A drug or alcohol intervention is an effort by one or more people to get someone into treatment. Oftentimes when an intervention is done, the result is that the addicted person decides to get help for him or herself. Unfortunately, there are also other times that the addicted person does not decide to get help. This can create a huge loss for the family and friends who have attempted to get this person help.
There are several steps that can be taken to ensure that a drug intervention is successful:
1. Get all the information you can about addiction and treatment – Being educated on substance abuse, the types of and results of treatment can put you a step ahead when orchestrating a drug or alcohol intervention. Knowing why a person becomes addicted, the symptoms of withdrawal and addiction as well as what ways an addict may respond when confronted by a family or friends is key in being able to handle the individual to get them help.
2. Have rehabilitation sources ready – After doing research it is important to secure a bed at a rehabilitation center right away. Once the intervention is done the individual should go directly into treatment. Allowing a day or even a few hours to ‘hunt for the right program’ can be just enough time for the individual to change his mind about going to treatment.

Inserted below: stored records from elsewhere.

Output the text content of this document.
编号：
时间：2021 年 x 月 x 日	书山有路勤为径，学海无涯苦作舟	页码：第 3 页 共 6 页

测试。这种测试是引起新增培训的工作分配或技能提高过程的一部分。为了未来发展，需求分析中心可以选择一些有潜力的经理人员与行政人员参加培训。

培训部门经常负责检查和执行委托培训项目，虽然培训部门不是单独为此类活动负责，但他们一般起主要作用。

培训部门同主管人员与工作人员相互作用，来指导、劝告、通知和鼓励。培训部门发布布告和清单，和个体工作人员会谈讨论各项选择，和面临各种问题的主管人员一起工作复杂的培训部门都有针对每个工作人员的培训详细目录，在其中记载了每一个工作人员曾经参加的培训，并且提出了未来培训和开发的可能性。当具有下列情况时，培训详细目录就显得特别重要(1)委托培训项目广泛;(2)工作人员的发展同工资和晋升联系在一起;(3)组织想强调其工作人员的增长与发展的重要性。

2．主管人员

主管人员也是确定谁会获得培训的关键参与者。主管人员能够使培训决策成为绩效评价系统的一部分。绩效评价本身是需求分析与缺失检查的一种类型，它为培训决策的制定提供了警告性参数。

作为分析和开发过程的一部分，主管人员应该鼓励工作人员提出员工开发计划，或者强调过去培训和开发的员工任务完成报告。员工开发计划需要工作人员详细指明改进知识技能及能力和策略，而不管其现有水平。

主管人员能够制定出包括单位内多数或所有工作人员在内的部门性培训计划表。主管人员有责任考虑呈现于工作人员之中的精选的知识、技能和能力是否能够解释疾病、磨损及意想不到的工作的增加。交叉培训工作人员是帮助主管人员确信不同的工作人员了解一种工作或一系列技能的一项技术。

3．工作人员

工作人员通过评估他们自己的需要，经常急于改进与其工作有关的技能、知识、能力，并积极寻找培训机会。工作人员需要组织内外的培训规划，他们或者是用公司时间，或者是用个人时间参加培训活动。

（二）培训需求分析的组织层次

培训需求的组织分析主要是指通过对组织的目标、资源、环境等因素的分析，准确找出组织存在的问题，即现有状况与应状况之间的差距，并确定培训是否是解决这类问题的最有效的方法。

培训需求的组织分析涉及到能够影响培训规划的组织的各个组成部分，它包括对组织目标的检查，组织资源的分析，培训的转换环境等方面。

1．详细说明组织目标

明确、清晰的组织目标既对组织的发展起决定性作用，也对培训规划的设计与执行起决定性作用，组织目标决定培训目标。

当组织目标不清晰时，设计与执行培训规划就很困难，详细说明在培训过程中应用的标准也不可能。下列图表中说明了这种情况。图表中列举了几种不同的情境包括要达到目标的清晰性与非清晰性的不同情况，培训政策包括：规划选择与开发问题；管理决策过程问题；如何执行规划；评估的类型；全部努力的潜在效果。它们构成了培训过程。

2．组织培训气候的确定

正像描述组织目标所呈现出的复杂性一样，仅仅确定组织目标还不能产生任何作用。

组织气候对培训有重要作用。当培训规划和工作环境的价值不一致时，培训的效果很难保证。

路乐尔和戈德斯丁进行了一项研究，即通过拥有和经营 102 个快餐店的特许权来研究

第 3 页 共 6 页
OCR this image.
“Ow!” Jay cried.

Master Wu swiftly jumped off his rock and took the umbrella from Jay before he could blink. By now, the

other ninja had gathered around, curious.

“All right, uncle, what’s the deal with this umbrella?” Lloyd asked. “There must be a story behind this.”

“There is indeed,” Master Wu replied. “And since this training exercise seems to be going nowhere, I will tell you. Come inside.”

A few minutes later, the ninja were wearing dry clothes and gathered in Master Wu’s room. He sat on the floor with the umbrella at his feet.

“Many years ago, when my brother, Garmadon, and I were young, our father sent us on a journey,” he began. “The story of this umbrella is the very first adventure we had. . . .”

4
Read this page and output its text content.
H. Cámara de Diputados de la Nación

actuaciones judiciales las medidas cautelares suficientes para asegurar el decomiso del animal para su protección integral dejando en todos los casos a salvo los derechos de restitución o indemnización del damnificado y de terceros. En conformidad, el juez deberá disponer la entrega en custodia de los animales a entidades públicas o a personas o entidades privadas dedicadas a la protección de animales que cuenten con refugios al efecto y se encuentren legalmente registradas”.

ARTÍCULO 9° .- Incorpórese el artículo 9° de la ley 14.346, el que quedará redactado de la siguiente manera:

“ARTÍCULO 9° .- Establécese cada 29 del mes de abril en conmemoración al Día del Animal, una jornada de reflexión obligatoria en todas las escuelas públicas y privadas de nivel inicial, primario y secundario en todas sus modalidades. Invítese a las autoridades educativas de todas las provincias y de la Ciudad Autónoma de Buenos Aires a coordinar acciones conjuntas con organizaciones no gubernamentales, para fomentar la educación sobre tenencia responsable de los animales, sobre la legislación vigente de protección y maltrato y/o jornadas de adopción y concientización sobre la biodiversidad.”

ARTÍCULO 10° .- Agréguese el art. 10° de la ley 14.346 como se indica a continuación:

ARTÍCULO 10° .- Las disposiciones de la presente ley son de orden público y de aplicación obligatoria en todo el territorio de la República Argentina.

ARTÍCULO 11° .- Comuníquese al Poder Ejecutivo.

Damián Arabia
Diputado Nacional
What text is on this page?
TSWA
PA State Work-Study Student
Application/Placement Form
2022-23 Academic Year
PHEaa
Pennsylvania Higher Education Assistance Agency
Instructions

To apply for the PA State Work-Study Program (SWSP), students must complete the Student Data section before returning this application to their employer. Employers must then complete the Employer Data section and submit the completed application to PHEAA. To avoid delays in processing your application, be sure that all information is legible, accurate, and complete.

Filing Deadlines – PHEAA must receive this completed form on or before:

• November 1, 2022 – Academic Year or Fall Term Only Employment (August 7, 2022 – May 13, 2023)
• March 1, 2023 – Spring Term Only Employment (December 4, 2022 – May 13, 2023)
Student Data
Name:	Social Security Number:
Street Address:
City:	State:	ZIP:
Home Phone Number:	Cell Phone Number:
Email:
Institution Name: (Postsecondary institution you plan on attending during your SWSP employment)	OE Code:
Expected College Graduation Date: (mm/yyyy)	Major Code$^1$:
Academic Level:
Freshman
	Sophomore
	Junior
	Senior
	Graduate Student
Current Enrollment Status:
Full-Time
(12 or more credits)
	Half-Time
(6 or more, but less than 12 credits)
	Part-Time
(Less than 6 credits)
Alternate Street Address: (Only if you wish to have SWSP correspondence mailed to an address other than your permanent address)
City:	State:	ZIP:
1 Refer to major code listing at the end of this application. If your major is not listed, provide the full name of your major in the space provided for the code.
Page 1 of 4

3. Have the individual’s things ready for treatment – In addition to having a treatment program lined up for the person it is key to have all of the addict’s things ready to go into a program. This can include clothing, toiletry items and personal belongings. If the addict is allowed time to put these things together this can also cause him or her to change their minds.
4. Have a specific plan – Whether you’re hiring a professional interventionist or doing a family intervention it is important to list out what you would like to cover. Many rehabilitation specialists will offer the advice of not making the addict wrong about his or her present or past misdeeds, but offering help and support with the treatment process.
5. Don’t waiver or enable – One of the biggest barriers to drug intervention can be a family member or friend that enables or allows the addict to put off treatment. Many do this hoping the person will just get better or that the addiction will just go away without help. Without treatment, an addiction will continue to get worse. Giving the individual time to think about going to a program, a place to stay, money or paying their bills only makes the situation worse.
The National Institute on Drug Abuse reports that an average of 1.8 million people enroll in a treatment program every year. This is only a small percentage of the 23 million people currently addicted to drugs. A drug intervention can be key in getting an individual the help they need.